Primary conjunctival sporotrichosis has been reported worldwide in cat owners, even without traumatic scratches or bites.17,21 Ocular discharges may facilitate transmission, as positive cultures have been obtained from cats without apparent ocular disorders. 28 Fortunately, the owner in this case remained uninfected, highlighting the necessity of educating owners on zoonotic risks and rigorous self-prevention measures.
Conclusions
We reported a case of cutaneous sporotrichosis, initially presenting as a localised subconjunctival lesion in an indoor cat living with his owner. Successful clinical resolution was achieved after 5 months of combined high-dose itraconazole and terbinafine therapy. Veterinarians and pet owners should remain vigilant regarding zoonotic transmission when handling cats with conjunctival nodules or ulcerated eyelids unresponsive to conventional antimicrobial and/or anti-inflammatory therapies.
Footnotes
Conflict of interest
The authors declared no potential conflicts of interest with respect to the research, authorship, and/or publication of this article.
Funding
The authors received no financial support for the research, authorship, and/or publication of this article.
Ethical approval
The work described in this manuscript involved the use of non-experimental (owned or unowned) animals.
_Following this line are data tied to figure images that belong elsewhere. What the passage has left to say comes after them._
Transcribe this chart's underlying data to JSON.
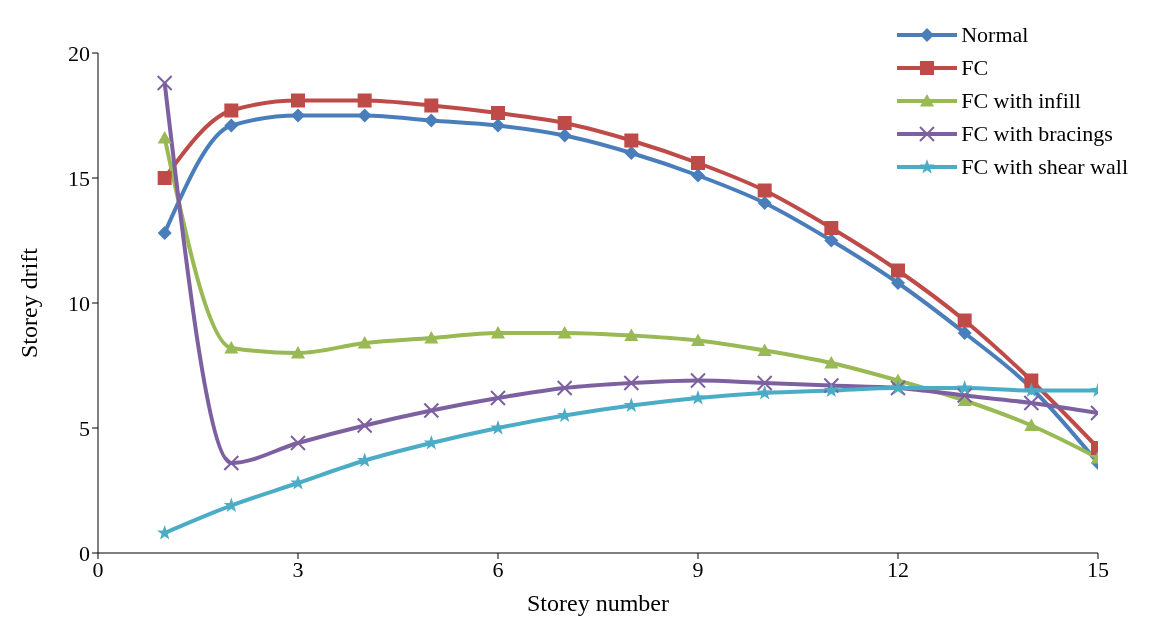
{
  "chart_data": {
    "type": "line",
    "xlabel": "Storey number",
    "ylabel": "Storey drift",
    "x": [
      1,
      2,
      3,
      4,
      5,
      6,
      7,
      8,
      9,
      10,
      11,
      12,
      13,
      14,
      15
    ],
    "xlim": [
      0,
      15
    ],
    "xticks": [
      0,
      3,
      6,
      9,
      12,
      15
    ],
    "ylim": [
      0,
      20
    ],
    "yticks": [
      0,
      5,
      10,
      15,
      20
    ],
    "grid": false,
    "legend": "top right",
    "line_style": "solid",
    "series": [
      {
        "name": "Normal",
        "color": "#4a7ebb",
        "marker": "diamond",
        "values": [
          12.8,
          17.1,
          17.5,
          17.5,
          17.3,
          17.1,
          16.7,
          16.0,
          15.1,
          14.0,
          12.5,
          10.8,
          8.8,
          6.6,
          3.6
        ]
      },
      {
        "name": "FC",
        "color": "#be4b48",
        "marker": "square",
        "values": [
          15.0,
          17.7,
          18.1,
          18.1,
          17.9,
          17.6,
          17.2,
          16.5,
          15.6,
          14.5,
          13.0,
          11.3,
          9.3,
          6.9,
          4.2
        ]
      },
      {
        "name": "FC with infill",
        "color": "#98b954",
        "marker": "triangle",
        "values": [
          16.6,
          8.2,
          8.0,
          8.4,
          8.6,
          8.8,
          8.8,
          8.7,
          8.5,
          8.1,
          7.6,
          6.9,
          6.1,
          5.1,
          3.8
        ]
      },
      {
        "name": "FC with bracings",
        "color": "#7d60a0",
        "marker": "cross",
        "values": [
          18.8,
          3.6,
          4.4,
          5.1,
          5.7,
          6.2,
          6.6,
          6.8,
          6.9,
          6.8,
          6.7,
          6.6,
          6.3,
          6.0,
          5.6
        ]
      },
      {
        "name": "FC with shear wall",
        "color": "#4bacc6",
        "marker": "star",
        "values": [
          0.8,
          1.9,
          2.8,
          3.7,
          4.4,
          5.0,
          5.5,
          5.9,
          6.2,
          6.4,
          6.5,
          6.6,
          6.6,
          6.5,
          6.5
        ]
      }
    ]
  }
}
Established internationally recognised high standards (‘best practice’) of veterinary clinical care for the individual patient were always followed and/or this work involved the use of cadavers. Ethical approval from a committee was therefore not specifically required for publication in JFMS Open Reports. Although not required, where ethical approval was still obtained, it is stated in the manuscript.
Informed consent
Informed consent (verbal or written) was obtained from the owner or legal custodian of all animal(s) described in this work (experimental or non-experimental animals, including cadavers, tissues and samples) for all procedure(s) undertaken (prospective or retrospective studies). No animals or people are identifiable within this publication, and therefore, additional informed consent for publication was not required.